We pray for zeal, so that we desire to continue growing in the grace and knowledge of Jesus Christ. We ask the Holy Spirit to convict us of secret sins and hidden faults that are hard for us to see and then ask Him to empower us to escape that sin and run toward Christ with all our strength, knowing that He holds out those nail-scarred hands for us always.
We pray for rest, that we may rest in His promises and His power to complete that which He began. We pray to rest completely in the finished work of Jesus Christ on the cross. He has done it all! He has won the victory! He has paid the price and suffered the punishment for us! May we rest in the true peace that comes through knowing that Jesus’ sacrifice alone reconciles us to our holy and loving God.

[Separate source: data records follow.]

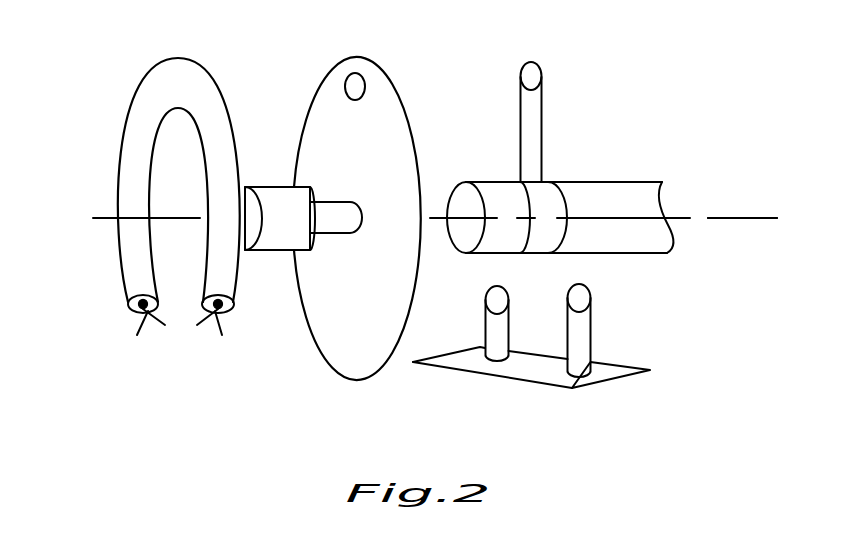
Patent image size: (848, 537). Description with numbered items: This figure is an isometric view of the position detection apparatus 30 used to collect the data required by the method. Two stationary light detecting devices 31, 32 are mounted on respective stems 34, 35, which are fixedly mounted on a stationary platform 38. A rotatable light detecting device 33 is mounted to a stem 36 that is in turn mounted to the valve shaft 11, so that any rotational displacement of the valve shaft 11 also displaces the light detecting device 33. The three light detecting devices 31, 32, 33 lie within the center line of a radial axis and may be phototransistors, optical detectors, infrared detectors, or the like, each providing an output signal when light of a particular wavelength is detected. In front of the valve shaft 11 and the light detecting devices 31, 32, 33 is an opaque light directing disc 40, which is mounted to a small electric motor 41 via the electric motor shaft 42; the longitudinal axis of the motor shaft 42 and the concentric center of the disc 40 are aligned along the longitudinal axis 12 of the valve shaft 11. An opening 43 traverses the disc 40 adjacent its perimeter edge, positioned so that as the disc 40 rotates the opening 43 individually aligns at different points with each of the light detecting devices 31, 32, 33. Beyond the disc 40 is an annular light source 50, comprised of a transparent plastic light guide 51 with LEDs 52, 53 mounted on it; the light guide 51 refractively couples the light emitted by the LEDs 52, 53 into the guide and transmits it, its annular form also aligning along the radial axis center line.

The light source 50 is at (116, 56).
The light guide 51 is at (200, 72).
The LED 52 is at (133, 315).
The LED 53 is at (220, 317).
The light directing disc 40 is at (404, 108).
The electric motor 41 is at (272, 187).
The electric motor shaft 42 is at (333, 233).
The opening 43 is at (348, 75).
The apparatus 30 is at (676, 84).
The valve shaft 11 is at (640, 182).
The longitudinal axis 12 is at (757, 217).
The stem 36 is at (543, 110).
The rotatable light detecting device 33 is at (538, 65).
The stationary light detecting device 31 is at (497, 287).
The stem 34 is at (509, 327).
The stationary light detecting device 32 is at (590, 288).
The stem 35 is at (590, 337).
The stationary platform 38 is at (622, 377).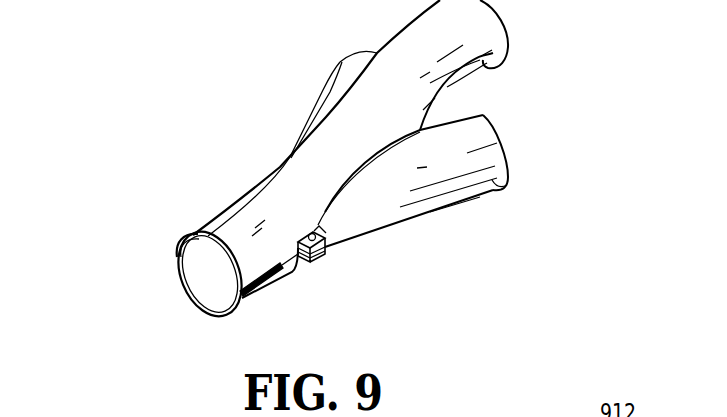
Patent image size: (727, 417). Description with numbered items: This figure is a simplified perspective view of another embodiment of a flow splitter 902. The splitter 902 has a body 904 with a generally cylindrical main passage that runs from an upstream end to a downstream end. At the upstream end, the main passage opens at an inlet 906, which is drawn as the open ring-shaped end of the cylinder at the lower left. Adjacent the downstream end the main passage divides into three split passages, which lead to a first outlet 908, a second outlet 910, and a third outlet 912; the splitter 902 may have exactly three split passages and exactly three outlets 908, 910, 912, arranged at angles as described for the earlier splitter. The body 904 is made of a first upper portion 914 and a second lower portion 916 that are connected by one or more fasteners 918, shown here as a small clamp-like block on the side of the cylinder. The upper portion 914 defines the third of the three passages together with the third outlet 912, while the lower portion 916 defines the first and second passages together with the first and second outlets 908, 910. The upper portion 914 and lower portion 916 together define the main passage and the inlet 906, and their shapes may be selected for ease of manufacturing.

The flow splitter 902 is at (170, 75).
The body 904 is at (247, 225).
The inlet 906 is at (206, 275).
The first outlet 908 is at (507, 189).
The second outlet 910 is at (347, 80).
The third outlet 912 is at (488, 68).
The first upper portion 914 is at (172, 226).
The second lower portion 916 is at (300, 292).
The fastener 918 is at (325, 256).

How do you come to terms with a God who is both holy and loving, Savior and Judge, Comforter and Exposer? Please share your thoughts and insights.
Please pray with me.
Dear Heavenly Father, we praise You for You are the sovereign God, Creator of all, Master and Sustainer of the heavens and the earth! You are holy, perfect, righteous, just and true. Though we are sinful and broken, we long for your perfect goodness. We thank you for sending Jesus, to carry our sins to the cross and let them be nailed right through Him there, that we would be rescued from hell, cleansed of our sin and made fit for heaven. Hallelujah! Thank You for this eternal blessing! We ask you to help us grow in humility that we would remember who You are and how much we need You. We ask You to stir up our zeal, that we would be always desiring to grow in the likeness of Christ, out of unending gratitude for what He has done. Holy Spirit, expose the sins of our hearts that lurk in the cracks and corners where we cannot see, that we may grow to be more like Jesus. We ask you to give us rest in You. Help us remember Your promises to the people who love You and call on Your name. Let us rest knowing we have the peace that comes from the unchanging power of Christ’s blood covering us that no one can ever take away. Help us love You, seek You and honor You in spirit and in truth. In Jesus’ name and for His sake we pray. Amen.